Alas these problems were not likely to be resolved by the Ginsburg verdict, which, when it was delivered, came as no surprise: The court decided that Shylock’s attempt to extract the pound of flesh was, in fact, a recompense that no court would enforce. At the same time the court invalidated the verdict that confiscated Shylock’s property, nullified his forced conversion to Christianity, and sanctioned Portia (who had impersonated the legal scholar Balthazar) for being an imposter, hypocrite, trickster, and bigot, and went on to punish her by dispatching her to Padova to study law properly. And finally, Ginsburg added, Shylock was out of time in asking for interest on his loan.
What did Ruth Bader Ginsburg make of the stubborn, recalcitrant Shylock?
The audience erupted in merry applause, as if something had actually been resolved about this very troubling play and its very troubling setting. Afterward The New York Times cooed as it described Ginsberg sipping a Bellini (provided by Harry’s Bar) at the reception that followed.
Fortunately there is always the text. Across town in the ghetto, after the mock appeal that evening and on five other evenings besides, Karin Coonrod and her company, the Compagnia de’ Colombari, presented the play in the open air of the Piazza del Campo del Ghetto Nuovo.
As a director, Karin Coonrod is a teeming laboratory of ideas. To emphasize the diversity of Venice, her casting was color- and gender-blind, and she had the actors deliver some of their lines in Italian, Ladino, Yiddish, Judeo-Venetian, French, Spanish, German, and Arabic. Her most intriguing idea was to cast five different performers as Shylock: one Jewish, four not, white men, men of color, even a woman. Her Shylock was a universal Shylock, a provocative Shylock, a multicultural Shylock to fit with the multicultural interpretation of the ghetto in the exhibition across town—only with the point more subtly made. He was also, in the end, a somewhat diluted Shylock, since when all is said and done, isn’t Shylock’s hold on us as tenacious as it is precisely because he is a Jew—Shakespeare’s one Jew?

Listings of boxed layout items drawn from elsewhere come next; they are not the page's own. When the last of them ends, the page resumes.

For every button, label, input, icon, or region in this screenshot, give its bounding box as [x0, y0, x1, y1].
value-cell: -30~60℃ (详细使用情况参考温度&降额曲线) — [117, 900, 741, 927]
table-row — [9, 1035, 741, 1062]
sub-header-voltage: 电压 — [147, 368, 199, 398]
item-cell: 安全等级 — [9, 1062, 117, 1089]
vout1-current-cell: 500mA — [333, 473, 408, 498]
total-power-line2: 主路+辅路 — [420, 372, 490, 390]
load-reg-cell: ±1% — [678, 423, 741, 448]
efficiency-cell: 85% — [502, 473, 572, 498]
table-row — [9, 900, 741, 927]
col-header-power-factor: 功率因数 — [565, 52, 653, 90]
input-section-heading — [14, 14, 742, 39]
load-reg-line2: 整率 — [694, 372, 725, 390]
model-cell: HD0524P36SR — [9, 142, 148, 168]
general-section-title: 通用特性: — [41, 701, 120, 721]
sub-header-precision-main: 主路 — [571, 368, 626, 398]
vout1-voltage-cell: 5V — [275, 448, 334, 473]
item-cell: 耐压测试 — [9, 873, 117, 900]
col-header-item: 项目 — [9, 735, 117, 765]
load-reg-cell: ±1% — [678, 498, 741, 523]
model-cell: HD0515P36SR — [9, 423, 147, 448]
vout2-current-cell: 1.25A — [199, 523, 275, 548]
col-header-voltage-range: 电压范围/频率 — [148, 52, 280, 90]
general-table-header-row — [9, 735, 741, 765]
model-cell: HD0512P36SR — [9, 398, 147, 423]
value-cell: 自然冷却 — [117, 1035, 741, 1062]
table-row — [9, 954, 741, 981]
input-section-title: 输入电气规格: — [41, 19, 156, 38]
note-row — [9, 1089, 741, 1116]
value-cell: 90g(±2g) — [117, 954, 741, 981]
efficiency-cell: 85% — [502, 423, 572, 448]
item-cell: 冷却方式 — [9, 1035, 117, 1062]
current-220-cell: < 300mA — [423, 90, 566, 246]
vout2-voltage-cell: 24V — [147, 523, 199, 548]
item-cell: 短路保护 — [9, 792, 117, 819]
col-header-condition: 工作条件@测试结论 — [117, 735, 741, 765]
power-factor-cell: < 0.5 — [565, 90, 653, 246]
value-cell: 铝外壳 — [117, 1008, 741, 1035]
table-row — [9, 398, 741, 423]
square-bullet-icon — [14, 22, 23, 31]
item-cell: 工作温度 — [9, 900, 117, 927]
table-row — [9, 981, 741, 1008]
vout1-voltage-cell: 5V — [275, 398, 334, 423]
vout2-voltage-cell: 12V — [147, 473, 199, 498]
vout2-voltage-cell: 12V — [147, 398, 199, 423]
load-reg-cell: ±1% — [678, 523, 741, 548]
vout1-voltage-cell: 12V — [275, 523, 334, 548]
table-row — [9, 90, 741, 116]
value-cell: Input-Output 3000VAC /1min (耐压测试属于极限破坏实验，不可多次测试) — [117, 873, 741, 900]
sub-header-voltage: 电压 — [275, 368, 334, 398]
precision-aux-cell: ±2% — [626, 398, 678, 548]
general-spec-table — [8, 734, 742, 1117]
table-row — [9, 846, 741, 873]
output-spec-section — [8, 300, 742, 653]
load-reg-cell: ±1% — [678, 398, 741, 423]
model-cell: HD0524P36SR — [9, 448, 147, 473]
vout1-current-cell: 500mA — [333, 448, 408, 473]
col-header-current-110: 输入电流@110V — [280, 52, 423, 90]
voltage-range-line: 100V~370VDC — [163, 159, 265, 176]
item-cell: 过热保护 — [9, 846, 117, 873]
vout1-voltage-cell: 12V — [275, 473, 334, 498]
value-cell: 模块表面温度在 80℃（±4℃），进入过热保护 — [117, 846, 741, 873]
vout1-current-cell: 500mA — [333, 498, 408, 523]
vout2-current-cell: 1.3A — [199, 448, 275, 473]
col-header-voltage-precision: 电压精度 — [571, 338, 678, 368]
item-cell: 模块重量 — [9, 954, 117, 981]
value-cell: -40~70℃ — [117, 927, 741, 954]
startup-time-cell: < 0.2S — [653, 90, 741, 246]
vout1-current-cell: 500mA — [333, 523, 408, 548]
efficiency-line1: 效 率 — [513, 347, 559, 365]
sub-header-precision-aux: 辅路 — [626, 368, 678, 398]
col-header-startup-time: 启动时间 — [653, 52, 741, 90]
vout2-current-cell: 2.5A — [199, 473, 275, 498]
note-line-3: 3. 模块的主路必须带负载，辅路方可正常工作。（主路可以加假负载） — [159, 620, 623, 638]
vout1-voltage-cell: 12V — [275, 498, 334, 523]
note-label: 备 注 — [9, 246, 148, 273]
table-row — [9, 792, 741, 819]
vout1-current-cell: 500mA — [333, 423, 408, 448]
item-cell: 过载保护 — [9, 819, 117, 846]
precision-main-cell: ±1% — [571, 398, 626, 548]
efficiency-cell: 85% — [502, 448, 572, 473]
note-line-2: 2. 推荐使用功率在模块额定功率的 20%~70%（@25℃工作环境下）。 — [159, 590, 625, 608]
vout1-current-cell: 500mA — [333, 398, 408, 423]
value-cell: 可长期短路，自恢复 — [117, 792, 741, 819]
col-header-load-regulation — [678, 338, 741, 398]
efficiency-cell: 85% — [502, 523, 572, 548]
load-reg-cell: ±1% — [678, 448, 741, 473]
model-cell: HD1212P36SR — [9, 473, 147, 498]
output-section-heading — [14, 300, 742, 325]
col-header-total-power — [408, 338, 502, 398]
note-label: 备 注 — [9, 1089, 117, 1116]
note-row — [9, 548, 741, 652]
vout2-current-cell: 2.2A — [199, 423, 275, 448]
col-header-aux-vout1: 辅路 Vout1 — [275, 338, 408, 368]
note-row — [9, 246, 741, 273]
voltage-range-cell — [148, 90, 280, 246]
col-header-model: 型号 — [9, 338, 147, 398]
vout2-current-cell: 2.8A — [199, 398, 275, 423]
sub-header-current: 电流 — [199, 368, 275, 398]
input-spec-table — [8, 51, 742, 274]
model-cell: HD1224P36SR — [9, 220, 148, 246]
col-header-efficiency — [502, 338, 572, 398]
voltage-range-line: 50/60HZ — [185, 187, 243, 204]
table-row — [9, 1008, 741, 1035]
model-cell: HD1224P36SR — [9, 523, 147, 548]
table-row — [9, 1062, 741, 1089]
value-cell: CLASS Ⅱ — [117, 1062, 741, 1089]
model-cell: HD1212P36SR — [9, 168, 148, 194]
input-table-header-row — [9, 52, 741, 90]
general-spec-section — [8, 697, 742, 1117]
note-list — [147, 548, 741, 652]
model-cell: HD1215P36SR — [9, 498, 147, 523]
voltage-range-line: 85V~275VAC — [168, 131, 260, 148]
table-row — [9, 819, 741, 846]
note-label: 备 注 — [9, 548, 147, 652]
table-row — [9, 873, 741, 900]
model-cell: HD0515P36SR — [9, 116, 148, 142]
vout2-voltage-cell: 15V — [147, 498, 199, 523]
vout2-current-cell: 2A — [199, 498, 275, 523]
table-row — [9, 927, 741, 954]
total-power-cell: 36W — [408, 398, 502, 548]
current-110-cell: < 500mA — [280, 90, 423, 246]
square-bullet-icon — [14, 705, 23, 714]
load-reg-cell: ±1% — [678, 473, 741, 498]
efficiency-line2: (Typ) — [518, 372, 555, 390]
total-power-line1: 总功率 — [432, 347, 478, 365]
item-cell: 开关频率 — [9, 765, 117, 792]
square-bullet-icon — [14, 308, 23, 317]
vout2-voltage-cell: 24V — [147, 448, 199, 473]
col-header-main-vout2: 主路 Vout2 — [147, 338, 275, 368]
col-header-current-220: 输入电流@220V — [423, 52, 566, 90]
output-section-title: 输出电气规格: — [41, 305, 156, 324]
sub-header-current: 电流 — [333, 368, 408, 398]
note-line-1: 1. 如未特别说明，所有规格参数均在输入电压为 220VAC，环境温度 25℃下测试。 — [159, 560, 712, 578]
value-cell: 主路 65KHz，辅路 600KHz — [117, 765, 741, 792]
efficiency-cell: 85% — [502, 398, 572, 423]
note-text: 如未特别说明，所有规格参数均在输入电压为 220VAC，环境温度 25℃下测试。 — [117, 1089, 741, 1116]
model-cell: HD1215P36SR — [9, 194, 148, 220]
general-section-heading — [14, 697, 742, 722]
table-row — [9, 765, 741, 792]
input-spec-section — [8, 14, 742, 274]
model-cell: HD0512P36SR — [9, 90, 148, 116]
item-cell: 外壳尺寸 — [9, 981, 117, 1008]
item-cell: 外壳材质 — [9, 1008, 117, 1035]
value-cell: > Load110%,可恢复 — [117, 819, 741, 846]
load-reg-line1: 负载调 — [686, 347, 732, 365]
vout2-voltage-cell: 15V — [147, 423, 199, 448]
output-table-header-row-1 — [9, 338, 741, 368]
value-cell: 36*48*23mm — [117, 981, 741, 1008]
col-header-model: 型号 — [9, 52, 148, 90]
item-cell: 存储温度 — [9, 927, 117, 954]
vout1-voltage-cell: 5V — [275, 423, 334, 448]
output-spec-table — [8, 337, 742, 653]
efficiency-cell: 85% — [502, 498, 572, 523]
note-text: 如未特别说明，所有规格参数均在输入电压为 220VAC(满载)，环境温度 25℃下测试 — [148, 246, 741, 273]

And yet there was a moment when the universal Shylock and specific Shylock came together with impact. At the beginning of a somewhat reworked Act III, where Shylock rages at his daughter Jessica’s elopement with the Christian Lorenzo (who happened to be played by Ruth Bader Ginsberg’s grandson, Paul Spera), Coonrod brought all five Shylocks together. All five, bound in their telltale yellow sashes, raged and moaned until anger bled into grief and these five keening, united Shylocks began to feel like a Greek chorus commenting on the betrayal that tore into Shylock like a near-mortal wound: “My own flesh and blood to rebel!”
It was one of those moments of theatrical insight—a kind of conjury—that changed the way you see this difficult man. Shylock, it became painfully clear, was betrayed as both a father and a Jew. Suddenly he was as much an alien now in his private life as he was in his public one. The moment hit Shylock in his gut and it hit us in ours, as we watched from up above, sitting in the breeze-stirred bleachers, and it ended up shedding a different clarifying light on Shylock’s vengeance in the court scenes that followed.
To marginalize a man so completely is to break him. Here, finally, was a twenty-first century take on a sixteenth-century moment that made visceral sense. As for all the rest, it seems likely that Shylock, like the play that barely contains him, will go on perplexing us for at least another four hundred years, if not longer. The ghetto is another matter. Its creation is not to be deployed in facile comparisons. It is nothing to celebrate or moderate, only to lament.